Probably not, nor indeed has it given any of them pause.
It really in a major problem that after a while, if the Bad Guy (and never mind whether or not there are any Good Guys) doesn't get knocked down strauightaway, it does become more and more a question of "credibility". Rationally so, on one level, because if you don't follow through to the bitter end then your dictators are going to feel that all they have outwait you.
But thing is, I t5hink all this "!nobody said it was going to be sbort and easy" thing is a con. What we were told was that there was going to be a no-fly-zone to prevent the taking of Benghazi - and that was it. And I think it's fair to say that those of us who were against the whole idea were against it because we didn't believe that would be the end of it. And lo and behold, it was not.
Now, apparently, and to my mind predictably, we have an open-ended process instead, with the prospect of great deal of bloodshed and a greater quantity of bullshit. Well, no. That's not what we were told.
Frank Gardner's at it again re: Bahrain.
ejh - fair enough. I don't feel able to have strong feelings about the intervention. But I thought Gardner wrote well about the way in which *some* of those opposed to intervention were opposed for dogmatic rather than pragmatic reasons.
Well, depends what you mean by dogmatic. I'd certainly consider myself against this sort of thing on principle, but that wouldn't mean always being against, and among my reasons for the principle would be the practical consequences that normally arise.
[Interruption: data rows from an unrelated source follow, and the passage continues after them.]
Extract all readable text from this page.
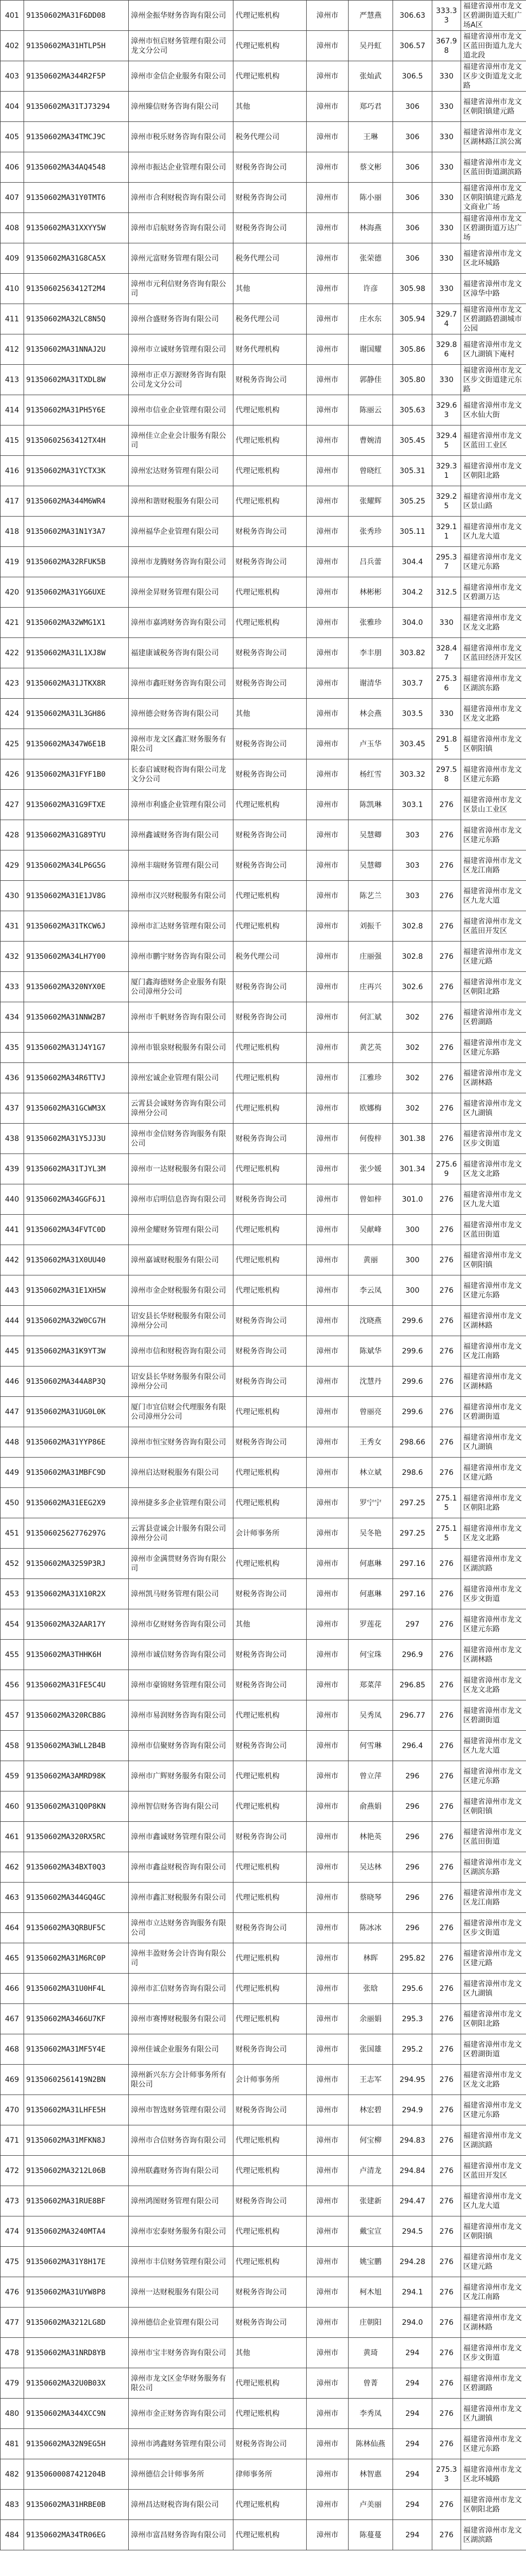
401	91350602MA31F6DD08	漳州金振华财务咨询有限公司	代理记账机构	漳州市	严慧燕	306.63	333.33	福建省漳州市龙文区碧湖街道天虹广场A区
402	91350602MA31HTLP5H	漳州市恒启财务管理有限公司龙文分公司	代理记账机构	漳州市	吴丹虹	306.57	367.98	福建省漳州市龙文区蓝田街道九龙大道北段
403	91350602MA344R2F5P	漳州市金信企业服务有限公司	代理记账机构	漳州市	张灿武	306.5	330	福建省漳州市龙文区步文街道龙文北路
404	91350602MA31TJ73294	漳州臻信财务咨询有限公司	其他	漳州市	郑巧君	306	330	福建省漳州市龙文区朝阳镇建元路
405	91350602MA34TMCJ9C	漳州市税乐财务咨询有限公司	税务代理公司	漳州市	王琳	306	330	福建省漳州市龙文区湖林路江滨公寓
406	91350602MA34AQ4548	漳州市振达企业管理有限公司	财税务咨询公司	漳州市	蔡文彬	306	330	福建省漳州市龙文区蓝田街道湖滨路
407	91350602MA31Y0TMT6	漳州市合利财税咨询有限公司	财税务咨询公司	漳州市	陈小丽	306	330	福建省漳州市龙文区朝阳镇建元路龙文商业广场
408	91350602MA31XXYY5W	漳州市启航财务咨询有限公司	财税务咨询公司	漳州市	林海燕	306	330	福建省漳州市龙文区碧湖街道万达广场
409	91350602MA31G8CA5X	漳州元富财务管理有限公司	税务代理公司	漳州市	张荣德	306	330	福建省漳州市龙文区北环城路
410	91350602563412T2M4	漳州市元利信财务咨询有限公司	其他	漳州市	许彦	305.98	330	福建省漳州市龙文区漳华中路
411	91350602MA32LC8N5Q	漳州合盛财务咨询有限公司	税务代理公司	漳州市	庄水东	305.94	329.74	福建省漳州市龙文区碧湖路碧湖城市公园
412	91350602MA31NNAJ2U	漳州市立诚财务管理有限公司	财务代理机构	漳州市	谢国耀	305.86	329.86	福建省漳州市龙文区九湖镇下庵村
413	91350602MA31TXDL8W	漳州市正卓万源财务咨询有限公司龙文分公司	财税务咨询公司	漳州市	郭静佳	305.80	330	福建省漳州市龙文区步文街道建元东路
414	91350602MA31PH5Y6E	漳州市信业企业管理有限公司	代理记账机构	漳州市	陈丽云	305.63	329.63	福建省漳州市龙文区水仙大街
415	91350602563412TX4H	漳州佳立企业会计服务有限公司	代理记账机构	漳州市	曹婉清	305.45	329.45	福建省漳州市龙文区蓝田工业区
416	91350602MA31YCTX3K	漳州宏达财务管理有限公司	代理记账机构	漳州市	曾晓红	305.31	329.31	福建省漳州市龙文区朝阳北路
417	91350602MA344M6WR4	漳州和谐财税服务有限公司	代理记账机构	漳州市	张耀辉	305.25	329.25	福建省漳州市龙文区景山路
418	91350602MA31N1Y3A7	漳州福华企业管理有限公司	财税务咨询公司	漳州市	张秀珍	305.11	329.11	福建省漳州市龙文区九龙大道
419	91350602MA32RFUK5B	漳州市龙腾财务咨询有限公司	财税务咨询公司	漳州市	吕兵蕾	304.4	295.37	福建省漳州市龙文区建元东路
420	91350602MA31YG6UXE	漳州金昇财务管理有限公司	代理记账机构	漳州市	林彬彬	304.2	312.5	福建省漳州市龙文区碧湖万达
421	91350602MA32WMG1X1	漳州市嘉鸿财务咨询有限公司	代理记账机构	漳州市	张雅珍	304.0	330	福建省漳州市龙文区龙文北路
422	91350602MA31L1XJ8W	福建康诚税务咨询有限公司	财税务咨询公司	漳州市	李丰朋	303.82	328.47	福建省漳州市龙文区蓝田经济开发区
423	91350602MA31JTKX8R	漳州市鑫旺财务咨询有限公司	财税务咨询公司	漳州市	谢清华	303.7	275.36	福建省漳州市龙文区湖滨东路
424	91350602MA31L3GH86	漳州德会财务咨询有限公司	其他	漳州市	林会燕	303.5	330	福建省漳州市龙文区龙文北路
425	91350602MA347W6E1B	漳州市龙文区鑫汇财务服务有限公司	财税务咨询公司	漳州市	卢玉华	303.45	291.85	福建省漳州市龙文区朝阳镇
426	91350602MA31FYF1B0	长泰启诚财税咨询有限公司龙文分公司	财税务咨询公司	漳州市	杨红雪	303.32	297.58	福建省漳州市龙文区建元东路
427	91350602MA31G9FTXE	漳州市利盛企业管理有限公司	代理记账机构	漳州市	陈凯琳	303.1	276	福建省漳州市龙文区景山工业区
428	91350602MA31G89TYU	漳州鑫诚财务咨询有限公司	财税务咨询公司	漳州市	吴慧卿	303	276	福建省漳州市龙文区建元东路
429	91350602MA34LP6G5G	漳州丰瑞财务管理有限公司	财税务咨询公司	漳州市	吴慧卿	303	276	福建省漳州市龙文区龙江南路
430	91350602MA31E1JV8G	漳州市汉兴财税服务有限公司	代理记账机构	漳州市	陈艺兰	303	276	福建省漳州市龙文区九龙大道
431	91350602MA31TKCW6J	漳州市汇达财务管理有限公司	代理记账机构	漳州市	刘振千	302.8	276	福建省漳州市龙文区蓝田开发区
432	91350602MA34LH7Y00	漳州市鹏宇财务咨询有限公司	税务代理公司	漳州市	庄丽强	302.8	276	福建省漳州市龙文区建元路
433	91350602MA320NYX0E	厦门鑫海德财务企业服务有限公司漳州分公司	财税务咨询公司	漳州市	庄再兴	302.6	276	福建省漳州市龙文区朝阳北路
434	91350602MA31NNW2B7	漳州市千帆财务咨询有限公司	财税务咨询公司	漳州市	何汇斌	302	276	福建省漳州市龙文区碧湖路
435	91350602MA31J4Y1G7	漳州市银泉财税服务有限公司	代理记账机构	漳州市	黄艺英	302	276	福建省漳州市龙文区建元东路
436	91350602MA34R6TTVJ	漳州宏诚企业管理有限公司	代理记账机构	漳州市	江雅珍	302	276	福建省漳州市龙文区湖林路
437	91350602MA31GCWM3X	云霄县会诚财务咨询有限公司漳州分公司	代理记账机构	漳州市	欧娜梅	302	276	福建省漳州市龙文区九湖镇
438	91350602MA31Y5JJ3U	漳州市金信财务咨询服务有限公司	财税务咨询公司	漳州市	何俊梓	301.38	276	福建省漳州市龙文区步文街道
439	91350602MA31TJYL3M	漳州市一达财税服务有限公司	代理记账机构	漳州市	张少媛	301.34	275.69	福建省漳州市龙文区龙文北路
440	91350602MA34GGF6J1	漳州市启明信息咨询有限公司	财税务咨询公司	漳州市	曾如梓	301.0	276	福建省漳州市龙文区九龙大道
441	91350602MA34FVTC0D	漳州金耀财务管理有限公司	代理记账机构	漳州市	吴献峰	300	276	福建省漳州市龙文区蓝田街道
442	91350602MA31X0UU40	漳州嘉诚财税服务有限公司	代理记账机构	漳州市	黄丽	300	276	福建省漳州市龙文区朝阳镇
443	91350602MA31E1XH5W	漳州市金企财税服务有限公司	代理记账机构	漳州市	李云凤	300	276	福建省漳州市龙文区建元东路
444	91350602MA32W0CG7H	诏安县长华财税服务有限公司漳州分公司	财税务咨询公司	漳州市	沈晓燕	299.6	276	福建省漳州市龙文区湖林路
445	91350602MA31K9YT3W	漳州市信和财税咨询有限公司	财税务咨询公司	漳州市	陈斌华	299.6	276	福建省漳州市龙文区龙江南路
446	91350602MA344A8P3Q	诏安县长华财务服务有限公司漳州分公司	财税务咨询公司	漳州市	沈慧丹	299.6	276	福建省漳州市龙文区湖林路
447	91350602MA31UG0L0K	厦门市宜信财会代理服务有限公司漳州分公司	代理记账机构	漳州市	曾丽亮	299.6	276	福建省漳州市龙文区碧湖街道
448	91350602MA31YYP86E	漳州市恒宝财务咨询有限公司	财税务咨询公司	漳州市	王秀女	298.66	276	福建省漳州市龙文区九湖镇
449	91350602MA31MBFC9D	漳州启达财税服务有限公司	代理记账机构	漳州市	林立斌	298.6	276	福建省漳州市龙文区建元路
450	91350602MA31EEG2X9	漳州捷多多企业管理有限公司	代理记账机构	漳州市	罗宁宁	297.25	275.15	福建省漳州市龙文区朝阳北路
451	91350602562776297G	云霄县壹诚会计服务有限公司漳州分公司	会计师事务所	漳州市	吴冬艳	297.25	275.15	福建省漳州市龙文区龙文北路
452	91350602MA3259P3RJ	漳州市金满贯财务咨询有限公司	代理记账机构	漳州市	何惠琳	297.16	276	福建省漳州市龙文区湖滨路
453	91350602MA31X10R2X	漳州凯马财务管理有限公司	财税务咨询公司	漳州市	何惠琳	297.16	276	福建省漳州市龙文区步文街道
454	91350602MA32AAR17Y	漳州市亿财财务咨询有限公司	其他	漳州市	罗莲花	297	276	福建省漳州市龙文区建元东路
455	91350602MA3THHK6H	漳州市诚信财务咨询有限公司	财税务咨询公司	漳州市	何宝珠	296.9	276	福建省漳州市龙文区湖林路
456	91350602MA31FE5C4U	漳州市豪锦财务管理有限公司	财税务咨询公司	漳州市	郑菜萍	296.85	276	福建省漳州市龙文区龙文北路
457	91350602MA320RCB8G	漳州市易润财务咨询有限公司	代理记账机构	漳州市	吴秀凤	296.77	276	福建省漳州市龙文区碧湖街道
458	91350602MA3WLL2B4B	漳州市信聚财务咨询有限公司	财税务咨询公司	漳州市	何雪琳	296.4	276	福建省漳州市龙文区九龙大道
459	91350602MA3AMRD98K	漳州市广辉财务服务有限公司	代理记账机构	漳州市	曾立萍	296	276	福建省漳州市龙文区建元东路
460	91350602MA31Q0P8KN	漳州智信财务咨询有限公司	代理记账机构	漳州市	俞燕娟	296	276	福建省漳州市龙文区朝阳镇
461	91350602MA320RX5RC	漳州市鑫诚财务管理有限公司	财税务咨询公司	漳州市	林艳英	296	276	福建省漳州市龙文区蓝田街道
462	91350602MA34BXT0Q3	漳州市鑫益财税咨询有限公司	代理记账机构	漳州市	吴达林	296	276	福建省漳州市龙文区湖滨东路
463	91350602MA344GQ4GC	漳州市鑫汇财税服务有限公司	代理记账机构	漳州市	蔡晓琴	296	276	福建省漳州市龙文区龙江南路
464	91350602MA3QRBUF5C	漳州市立达财务咨询服务有限公司	财税务咨询公司	漳州市	陈冰冰	296	276	福建省漳州市龙文区步文街道
465	91350602MA31M6RC0P	漳州丰盈财务会计咨询有限公司	代理记账机构	漳州市	林晖	295.82	276	福建省漳州市龙文区建元路
466	91350602MA31U0HF4L	漳州市汇信财务咨询有限公司	代理记账机构	漳州市	张晗	295.6	276	福建省漳州市龙文区九湖镇
467	91350602MA3466U7KF	漳州市赛博财税服务有限公司	代理记账机构	漳州市	余丽娟	295.3	276	福建省漳州市龙文区朝阳北路
468	91350602MA31MF5Y4E	漳州佳诚企业服务有限公司	财税务咨询公司	漳州市	张国雄	295.2	276	福建省漳州市龙文区碧湖街道
469	91350602561419N2BN	漳州新兴东方会计师事务所有限公司	会计师事务所	漳州市	王志军	294.95	276	福建省漳州市龙文区龙文北路
470	91350602MA31LHFE5H	漳州市智选财务管理有限公司	财税务咨询公司	漳州市	林宏碧	294.9	276	福建省漳州市龙文区建元东路
471	91350602MA31MFKN8J	漳州市合信财务咨询有限公司	代理记账机构	漳州市	何宝柳	294.83	276	福建省漳州市龙文区湖滨路
472	91350602MA3212L06B	漳州联鑫财务咨询有限公司	代理记账机构	漳州市	卢清龙	294.84	276	福建省漳州市龙文区蓝田开发区
473	91350602MA31RUE8BF	漳州鸿图财务管理有限公司	财税务咨询公司	漳州市	张建新	294.47	276	福建省漳州市龙文区九龙大道
474	91350602MA3240MTA4	漳州市宏泰财务服务有限公司	代理记账机构	漳州市	戴宝宣	294.5	276	福建省漳州市龙文区朝阳镇
475	91350602MA31Y8H17E	漳州市丰信财务管理有限公司	代理记账机构	漳州市	姚宝鹏	294.28	276	福建省漳州市龙文区建元路
476	91350602MA31UYW8P8	漳州一达财税服务有限公司	财税务咨询公司	漳州市	柯木旭	294.1	276	福建省漳州市龙文区龙江南路
477	91350602MA3212LG8D	漳州德信企业管理有限公司	财税务咨询公司	漳州市	庄朝阳	294.0	276	福建省漳州市龙文区湖林路
478	91350602MA31NRD8YB	漳州市宝丰财务咨询有限公司	其他	漳州市	黄琦	294	276	福建省漳州市龙文区步文街道
479	91350602MA32U0B03X	漳州市龙文区金华财务服务有限公司	代理记账机构	漳州市	曾菁	294	276	福建省漳州市龙文区碧湖路
480	91350602MA344XCC9N	漳州市金正财务咨询有限公司	代理记账机构	漳州市	李秀凤	294	276	福建省漳州市龙文区九湖镇
481	91350602MA32N9EG5H	漳州市鸿鑫财务管理有限公司	财税务咨询公司	漳州市	陈林仙燕	294	276	福建省漳州市龙文区建元东路
482	91350600087421204B	漳州德信会计师事务所	律师事务所	漳州市	林智惠	294	275.33	福建省漳州市龙文区北环城路
483	91350602MA31HRBE0B	漳州昌达财税咨询有限公司	代理记账机构	漳州市	卢美丽	294	276	福建省漳州市龙文区朝阳北路
484	91350602MA34TR06EG	漳州市富昌财务咨询有限公司	代理记账机构	漳州市	陈蔓蔓	294	276	福建省漳州市龙文区湖滨路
I thought Gardner wrote well about the way in which *some* of those opposed to intervention were opposed for dogmatic rather than pragmatic reasons
That's probably true, but it's very hard to diagnose in an individual case (I stick to my principles, you have fixed ideas, he's dogmatic), and in any case I'm not sure why it should matter. I personally felt out of tune with most of the Left over the Balkans right up until the Kosovo intervention, but what annoyed me wasn't that other people were dogmatic but that their dogma seemed to have led them to support bad policies and believe things that weren't true - both of which you can do without being at all dogmatic. If dogmatic people are making true statements and supporting good policies, I don't think denouncing their dogmatism is particularly urgent.